Three shots back at even-par 72 is Brian Forshaw, while Jake Harpe and K.P. Smith sit four shots back at 73.
Tinsley, who birdied No. 1 and gave it back and then some with bogeys at No. 2 and 5, made the first big move of the day with birdies at No. 8, 9 and 10 to go to 2-under. Tinsley then birdied No. 14 and 15 to get it to 4-under before giving one back on the way in at No. 17.
“There was a premium on hitting it in the fairway,” said Tinsley, who besides his championship run in 2009 has also finished runner-up twice in the tournament — the first in 2005 and the second in 2010 when he lost a sudden-death playoff on the fifth hole.
Brannon, who played in a group with Tinsley, agreed the rough was a factor.
“The rough was rough,” said Brannon. “I had to make some up and downs to start with. But once I got comfortable I hit some good shots.”
Once he got traction, birdies followed at No. 5 and 9. He gave one back at No. 11 before an eagle at No. 15 left him at 3-under. Brannon bogeyed No. 17 but redeemed himself with a birdie at No. 18 to finish the round tied or the lead.
“I was chasing Joey all day and finally caught him on the last hole,” said Brannon, who missed a 10-foot eagle putt at No. 5 and lipped out another chance for eagle on No. 9.

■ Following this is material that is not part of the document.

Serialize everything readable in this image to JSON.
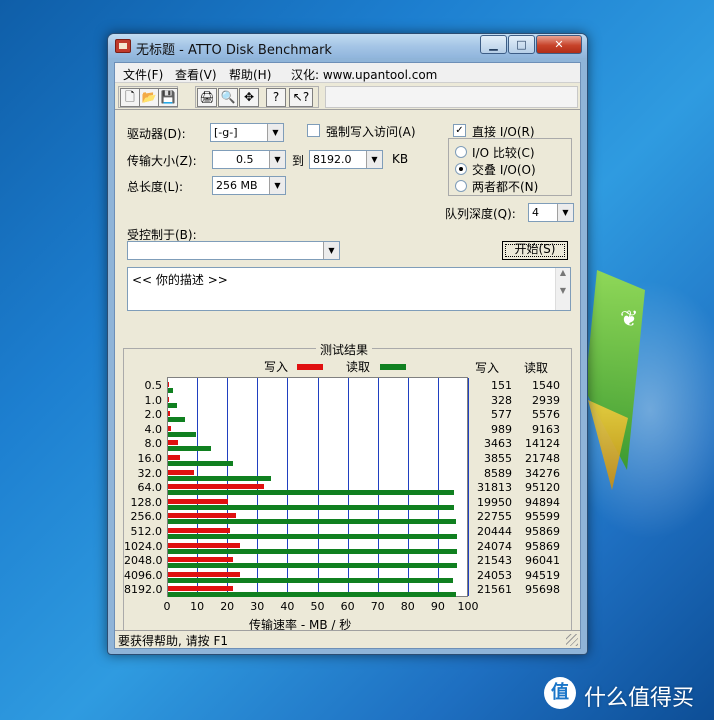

Forshaw, who opened the round with back-to-back bogeys, somehow climbed back into contention during a round that can best be described as a roller coaster ride. He birdied No. 5 and 8 and eagled No. 9 to get to 2-under, before he birdied No. 11 to go to 3-under. However, he gave it all back with a bogey at No. 12 and a double bogey at 13. He played even from there in, throwing up a birdie at No. 15 and bogeys at 16 and 17 before a birdie at No. 18.
If either Tinsley or Brannon win the title today they will become the tournament's first two-time winner since Chris Rivers won 2000 and 2003. Since then there have been eight consecutive first-time winners.
The leaders tee off 10 a.m., Sunday. Joining them in the final pairing is Forshaw.